How communities across campus collaborate to reduce food waste

Sasha Horvath

Dining staff weigh trash bins to measure food waste quantities, which allows them to better track waste over time. (Photo courtesy of Ang Sherpa.)

For the past few years, the College has been working to reduce its food waste with some recent success. Meanwhile, student groups across campus, such as WRAPS (Williams Recovery of All Perishable Surplus), have broadened what it means to lessen waste. The Record spoke to Dining Services, the Zilkha Center, and members of WRAPS to understand the collective efforts that help limit food waste from dining halls. 

WRAPS co-President Rebekah Lindsay ’25 enjoys her work because it ensures she’s “not stuck inside the ‘purple bubble’ all the time, but at the same time, [being] cognizant of the impact that our consumption as Williams students has on our community,” she said.

Limiting food waste begins with the ordering process. The LeanPath program, a collaboration between Dining Services and the Zilkha Center first implemented in 2014, allows dining staff to measure post-consumer waste by weighing trash bins of uneaten food to inform future orders. 

LeanPath also helps dining staff limit the quantity of unused ingredients. After preparing food, staff weigh the remaining ingredients to receive guidance on how supplies can be used more effectively. “There’s actually an option to be able to take a photo of the leftover so that they could get coached,” Deputy Director of the Zilkha Center Mike Evans said. For example, dining staff could be reminded to use more of a vegetable, such as a leek: “Like more of the light green part of the leek, not just the white part of the leek,” Evans said.

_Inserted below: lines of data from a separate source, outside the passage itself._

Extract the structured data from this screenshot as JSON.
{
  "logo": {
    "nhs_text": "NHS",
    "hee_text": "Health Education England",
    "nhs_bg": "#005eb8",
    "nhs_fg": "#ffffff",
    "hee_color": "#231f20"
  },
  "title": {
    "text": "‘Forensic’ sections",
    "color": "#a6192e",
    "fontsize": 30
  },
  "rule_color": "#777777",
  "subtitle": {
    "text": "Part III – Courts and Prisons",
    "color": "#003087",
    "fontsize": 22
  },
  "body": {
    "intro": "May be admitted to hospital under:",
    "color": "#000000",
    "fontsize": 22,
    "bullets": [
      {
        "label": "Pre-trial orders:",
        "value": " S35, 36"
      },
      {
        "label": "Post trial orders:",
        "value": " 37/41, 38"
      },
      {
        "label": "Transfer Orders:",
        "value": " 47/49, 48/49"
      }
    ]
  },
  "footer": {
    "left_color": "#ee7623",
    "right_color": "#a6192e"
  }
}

Director of Dining Services Temesgen Araya noted the impact of switching to online ordering on reducing waste. Before the pandemic, Fresh-n-Go was a grab-and-go service where students could choose from a selection of pre-made food. This meant that Dining Services would have to predict student preferences and estimate appropriate quantities, which led to more unused food. Personalized ordering reduces guesswork and leftovers, since staff prepare orders 15 minutes before their pickup times. 

Dining staff use LeanPath cameras to photograph food waste and receive recommendations on best practices for ingredient use. (Photo courtesy of Ang Sherpa.)

But even with recent food waste reductions, there’s still bound to be some food left over. That’s where WRAPS comes in. WRAPS combines its mission of campus food waste reduction with broader goals of food security and community engagement. “We collect as much surplus dining food as we can that we don’t get to eat during the week, package it up, and deliver it to community partners who need an extra hand with some meals that week,” Lindsay said. Delivery sites include the Roots Teen Center, YMCA North Adams, and Mohawk Forest. 

Conversations regarding waste in a broader sense are also happening across campus. On Nov. 30, students gathered in the Class of 1966 Environmental Center for a faculty and staff panel on reducing waste organized by Zilkha Center student interns. Topics ranged from local efforts to reduce textile waste at the ABC Store on Spring Street to tracing campus food scraps to Bennington incinerators. 

WRAPS also fosters conversations about food waste across offices. “[WRAPS has] definitely given me a greater appreciation for a lot of the staff members here at Williams, like in dining and in [the Center for Learning in Action],” WRAPS Volunteer Outreach Coordinator Charlotte Luke ’25 said.  “[Assistant baseball coach Joe Buonemani] reached out to us and was like, ‘Hey, I know these people at the Wayfair Call Center who are facing food insecurity. Can I come and grab meals and then deliver that to Pittsfield?’ There are just so many people on campus who are thinking about these things, or just who are doing good work.” 

While efforts to alter food waste practices on campus have resulted in measurable progress, Lindsay said that the life cycle of food at the College starts before it arrives at campus and ends after it leaves — meaning that there are still more voices to be brought into the conversation about campus food. “How are we as Williams College able to better support our local farmers, not just buying their food or asking for their food at reduced prices, but actually trying to support them?” Lindsay asked. “What does that look like? If we want to address waste, the very end of it, we need to start with the beginning.” 

According to Lindsay, the College should also reckon with the far-reaching effects of its consumption. The post-consumer food waste that isn’t collected by WRAPS goes to incinerators outside of Williamstown. “Who are they affecting?” Lindsay asked. “Not us.”

Luke echoed the sentiment. “The solution to food insecurity is not food,” Luke said. “It’s actually a much bigger socioeconomic puzzle. At WRAPS, we do what we can, but we are not the solution.” 

“We don’t often focus on the impacts of people whom our privilege is at the cost of,” Lindsay continued. “That’s really important in the food justice aspect of WRAPS.”

Editor’s note: Record editor Benet Ge, who is co-president of WRAPS, was not involved in the writing or editing of this article.